Islacom’s current retrenchment is the third reduction of employees since the Ayala-led Globe Telecom bought into the then debt-ridden Islacom two years ago.
Islacom is one of the providers of landline services in the Visayas. Since its sale to Globe, it has been carrying Globe’s landline product, Globelines.
Salalima said Islacom had racked up losses amounting to P2 billion as of September last year attributed to the increasing capital expenses and the oversupply of the firm’s manpower.

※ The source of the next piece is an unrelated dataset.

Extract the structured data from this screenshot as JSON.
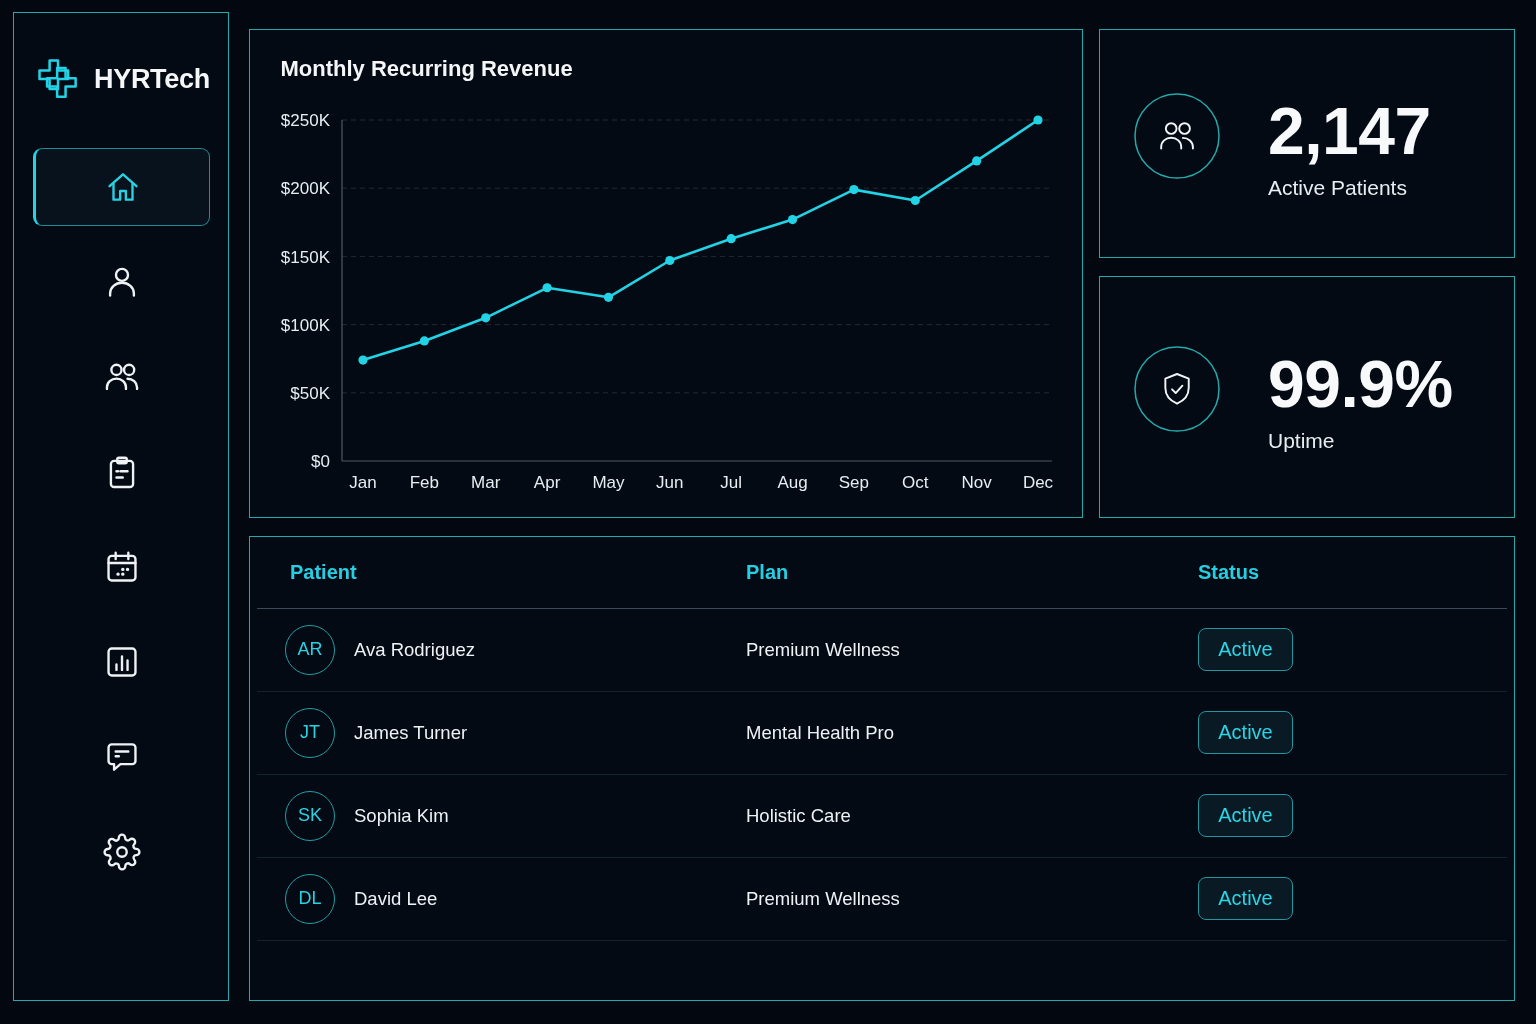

For the retrenched employees, 50 of them coming from Cebu, Salalima said Islacom is offering a generous separation package, which is four times what the law provides.
He said the law mandates a company to pay an employee one-half of a month’s pay for every year of service. Islacom, however, is giving its separated employees two months’ pay for every year of their service with Islacom.
Islacom has also put together livelihood training courses and career and investment aids to help the employees concerned.
The notices of retrenchment, which will be effective a month after, will be sent today, he said.